The blunt warning came as Ukraine’s parliament delayed for another two days a debate on a bill that would let jailed former Prime Minister Yulia Tymoshenko seek medical treatment abroad - a key condition to securing the Association Agreement, a first step to EU membership, reports EUbusiness.

President Grybauskaite told AFP in an interview that Kiev must act now to secure the deal.

She said: “There are no guarantees that it could be signed after a year or two. The pause in relations may take a very long period of time,” she said.

Ukrainian President Viktor Yanukovych and the opposition “share the responsibility” to find a compromise on a deal allowing Tymoshenko go abroad for treatment, or else the EU agreement will be scuppered, Grybauskaite added.

“If the law that solves the Tymoshenko issue is not adopted, EU member states will definitely not sign an agreement with Ukraine.” 

Tymoshenko, a fiery opposition leader who rose to fame during Ukraine’s 2004 Orange Revolution and is an arch-rival of Yanukovych, was sentenced in 2011 to seven years in prison on abuse of power charges, prompting international criticism of the case as politically motivated.
She is being treated for longstanding back problems in a hospital outside her jail, and Germany has offered her medical care.

Freeing Tymoshenko in some form is a crucial condition set by EU leaders for Ukraine to sign the Association Agreement.
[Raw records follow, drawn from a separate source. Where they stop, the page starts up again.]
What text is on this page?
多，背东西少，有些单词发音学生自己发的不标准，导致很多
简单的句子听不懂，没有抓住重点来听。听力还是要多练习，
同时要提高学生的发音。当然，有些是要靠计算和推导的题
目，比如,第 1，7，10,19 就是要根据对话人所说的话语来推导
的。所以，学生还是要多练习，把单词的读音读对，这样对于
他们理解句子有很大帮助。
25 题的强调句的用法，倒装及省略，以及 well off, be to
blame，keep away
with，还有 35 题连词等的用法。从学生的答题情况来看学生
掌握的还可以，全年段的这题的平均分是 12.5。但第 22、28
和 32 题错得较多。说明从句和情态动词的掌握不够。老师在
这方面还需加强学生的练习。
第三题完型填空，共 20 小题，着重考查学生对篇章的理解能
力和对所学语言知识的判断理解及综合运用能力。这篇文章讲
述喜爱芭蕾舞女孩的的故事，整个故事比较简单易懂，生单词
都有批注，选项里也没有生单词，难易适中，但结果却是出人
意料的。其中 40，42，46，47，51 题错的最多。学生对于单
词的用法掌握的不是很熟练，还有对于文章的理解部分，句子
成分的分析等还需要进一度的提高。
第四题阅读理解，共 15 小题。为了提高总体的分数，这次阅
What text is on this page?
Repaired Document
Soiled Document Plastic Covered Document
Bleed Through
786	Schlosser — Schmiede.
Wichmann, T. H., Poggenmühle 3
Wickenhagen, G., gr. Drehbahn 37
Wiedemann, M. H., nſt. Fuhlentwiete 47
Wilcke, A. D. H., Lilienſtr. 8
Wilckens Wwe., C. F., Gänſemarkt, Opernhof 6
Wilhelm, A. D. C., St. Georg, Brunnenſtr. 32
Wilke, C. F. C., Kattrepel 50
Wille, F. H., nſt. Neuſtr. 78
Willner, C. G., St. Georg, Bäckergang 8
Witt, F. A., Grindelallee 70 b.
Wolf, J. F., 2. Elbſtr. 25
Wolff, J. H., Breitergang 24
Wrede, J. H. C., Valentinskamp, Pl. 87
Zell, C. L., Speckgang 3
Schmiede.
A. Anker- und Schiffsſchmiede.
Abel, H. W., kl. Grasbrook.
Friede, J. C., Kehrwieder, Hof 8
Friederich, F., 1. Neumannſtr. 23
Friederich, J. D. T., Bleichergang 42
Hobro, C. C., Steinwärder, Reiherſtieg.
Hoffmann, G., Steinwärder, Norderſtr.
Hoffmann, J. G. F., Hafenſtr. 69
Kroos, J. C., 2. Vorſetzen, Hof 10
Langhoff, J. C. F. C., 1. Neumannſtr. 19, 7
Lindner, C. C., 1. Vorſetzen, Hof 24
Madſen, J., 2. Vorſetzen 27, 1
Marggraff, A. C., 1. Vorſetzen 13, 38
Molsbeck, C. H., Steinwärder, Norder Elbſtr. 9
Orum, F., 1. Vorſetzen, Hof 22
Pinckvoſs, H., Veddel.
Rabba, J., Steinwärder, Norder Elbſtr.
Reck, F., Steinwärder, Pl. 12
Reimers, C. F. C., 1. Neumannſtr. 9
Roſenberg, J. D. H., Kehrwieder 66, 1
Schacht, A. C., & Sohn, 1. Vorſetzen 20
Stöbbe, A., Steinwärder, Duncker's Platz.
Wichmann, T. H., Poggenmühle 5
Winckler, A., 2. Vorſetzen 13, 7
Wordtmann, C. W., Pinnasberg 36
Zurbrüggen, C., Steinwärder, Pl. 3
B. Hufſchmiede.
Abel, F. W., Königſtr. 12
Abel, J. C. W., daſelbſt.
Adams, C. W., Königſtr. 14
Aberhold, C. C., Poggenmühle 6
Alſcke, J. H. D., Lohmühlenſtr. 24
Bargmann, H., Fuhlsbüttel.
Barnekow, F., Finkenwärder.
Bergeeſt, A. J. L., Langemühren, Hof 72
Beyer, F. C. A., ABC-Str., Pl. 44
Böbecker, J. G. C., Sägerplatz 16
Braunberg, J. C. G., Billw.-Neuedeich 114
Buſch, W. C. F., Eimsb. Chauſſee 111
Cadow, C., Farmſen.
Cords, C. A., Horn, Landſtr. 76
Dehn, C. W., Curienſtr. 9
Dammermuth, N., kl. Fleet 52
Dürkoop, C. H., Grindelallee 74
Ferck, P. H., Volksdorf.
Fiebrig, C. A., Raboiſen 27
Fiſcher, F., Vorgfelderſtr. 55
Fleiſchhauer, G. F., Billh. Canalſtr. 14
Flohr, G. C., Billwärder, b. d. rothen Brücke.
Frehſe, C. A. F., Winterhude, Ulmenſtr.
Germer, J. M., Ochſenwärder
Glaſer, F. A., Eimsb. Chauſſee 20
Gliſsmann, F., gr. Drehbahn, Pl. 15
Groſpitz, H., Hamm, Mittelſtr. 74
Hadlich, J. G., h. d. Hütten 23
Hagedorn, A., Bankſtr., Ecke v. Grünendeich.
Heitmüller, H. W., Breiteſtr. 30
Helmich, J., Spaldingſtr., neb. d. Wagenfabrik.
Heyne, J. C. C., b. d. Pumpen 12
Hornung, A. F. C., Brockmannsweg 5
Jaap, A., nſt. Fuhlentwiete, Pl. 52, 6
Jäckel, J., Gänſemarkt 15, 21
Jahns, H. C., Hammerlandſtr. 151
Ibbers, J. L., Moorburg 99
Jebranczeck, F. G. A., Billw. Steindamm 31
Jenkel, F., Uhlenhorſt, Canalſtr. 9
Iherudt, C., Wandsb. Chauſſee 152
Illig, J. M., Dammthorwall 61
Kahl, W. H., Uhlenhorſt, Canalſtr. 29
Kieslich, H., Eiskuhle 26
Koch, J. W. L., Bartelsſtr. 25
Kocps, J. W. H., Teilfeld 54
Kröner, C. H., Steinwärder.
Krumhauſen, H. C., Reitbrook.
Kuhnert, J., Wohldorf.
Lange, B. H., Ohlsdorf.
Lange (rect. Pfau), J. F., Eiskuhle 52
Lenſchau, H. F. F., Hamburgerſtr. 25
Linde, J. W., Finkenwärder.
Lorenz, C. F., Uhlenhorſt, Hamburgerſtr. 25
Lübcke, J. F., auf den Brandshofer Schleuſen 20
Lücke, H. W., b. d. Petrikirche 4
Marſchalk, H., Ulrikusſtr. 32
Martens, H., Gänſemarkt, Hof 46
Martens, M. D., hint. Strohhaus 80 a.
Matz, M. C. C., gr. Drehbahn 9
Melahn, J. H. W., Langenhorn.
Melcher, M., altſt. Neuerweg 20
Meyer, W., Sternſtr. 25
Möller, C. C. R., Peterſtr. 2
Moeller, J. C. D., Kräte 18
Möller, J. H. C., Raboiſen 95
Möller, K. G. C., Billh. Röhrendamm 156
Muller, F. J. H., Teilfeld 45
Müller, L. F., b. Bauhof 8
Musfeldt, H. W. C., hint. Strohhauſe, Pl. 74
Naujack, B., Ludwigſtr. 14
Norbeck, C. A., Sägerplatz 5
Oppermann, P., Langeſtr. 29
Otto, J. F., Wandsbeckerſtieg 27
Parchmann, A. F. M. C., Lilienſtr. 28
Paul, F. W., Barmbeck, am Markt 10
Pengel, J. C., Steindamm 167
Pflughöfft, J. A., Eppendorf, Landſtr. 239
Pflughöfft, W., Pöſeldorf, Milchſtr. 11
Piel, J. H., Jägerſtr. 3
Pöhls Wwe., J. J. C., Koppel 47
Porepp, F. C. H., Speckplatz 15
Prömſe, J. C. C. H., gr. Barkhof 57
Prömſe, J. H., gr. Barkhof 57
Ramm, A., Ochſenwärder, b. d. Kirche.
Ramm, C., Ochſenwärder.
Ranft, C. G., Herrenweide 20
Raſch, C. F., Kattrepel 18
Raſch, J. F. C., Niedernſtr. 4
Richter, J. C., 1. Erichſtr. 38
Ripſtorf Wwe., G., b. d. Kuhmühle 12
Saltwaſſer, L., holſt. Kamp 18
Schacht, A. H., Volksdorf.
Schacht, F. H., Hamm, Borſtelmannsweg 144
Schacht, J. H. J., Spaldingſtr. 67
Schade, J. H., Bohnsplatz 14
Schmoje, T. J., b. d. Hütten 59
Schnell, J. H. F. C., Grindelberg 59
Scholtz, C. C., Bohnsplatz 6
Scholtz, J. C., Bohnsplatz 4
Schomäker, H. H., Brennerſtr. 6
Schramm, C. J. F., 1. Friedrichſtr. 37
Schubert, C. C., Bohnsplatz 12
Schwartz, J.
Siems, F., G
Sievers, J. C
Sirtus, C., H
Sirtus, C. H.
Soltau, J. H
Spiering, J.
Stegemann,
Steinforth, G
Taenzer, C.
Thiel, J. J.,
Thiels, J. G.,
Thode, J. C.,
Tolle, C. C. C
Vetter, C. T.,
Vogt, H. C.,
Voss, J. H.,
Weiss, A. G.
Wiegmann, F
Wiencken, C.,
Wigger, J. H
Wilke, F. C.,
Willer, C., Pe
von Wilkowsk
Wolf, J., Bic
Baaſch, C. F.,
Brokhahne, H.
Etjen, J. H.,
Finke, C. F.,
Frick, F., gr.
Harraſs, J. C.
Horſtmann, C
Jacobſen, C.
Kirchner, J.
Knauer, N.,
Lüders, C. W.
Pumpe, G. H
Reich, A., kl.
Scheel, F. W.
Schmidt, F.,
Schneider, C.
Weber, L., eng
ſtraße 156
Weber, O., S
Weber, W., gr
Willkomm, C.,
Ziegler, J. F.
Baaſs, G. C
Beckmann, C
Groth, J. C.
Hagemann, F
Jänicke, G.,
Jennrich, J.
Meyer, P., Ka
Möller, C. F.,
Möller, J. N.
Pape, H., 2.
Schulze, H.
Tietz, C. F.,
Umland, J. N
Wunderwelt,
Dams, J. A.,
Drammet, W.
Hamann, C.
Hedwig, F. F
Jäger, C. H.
But, in a session attended by EU Enlargement Commissioner Stefan Fuele, Ukraine’s parliament failed to even debate a bill which would allow Tymoshenko to seek medical treatment in Germany. The issue could be debated on Thursday, when lawmakers are to examine four bills on treating convicts abroad.

Yanukovych, crucially, has so far not publicly backed the moves to free Tymoshenko. Vilnius hosts the Eastern Partnership summit on Nov. 28-29.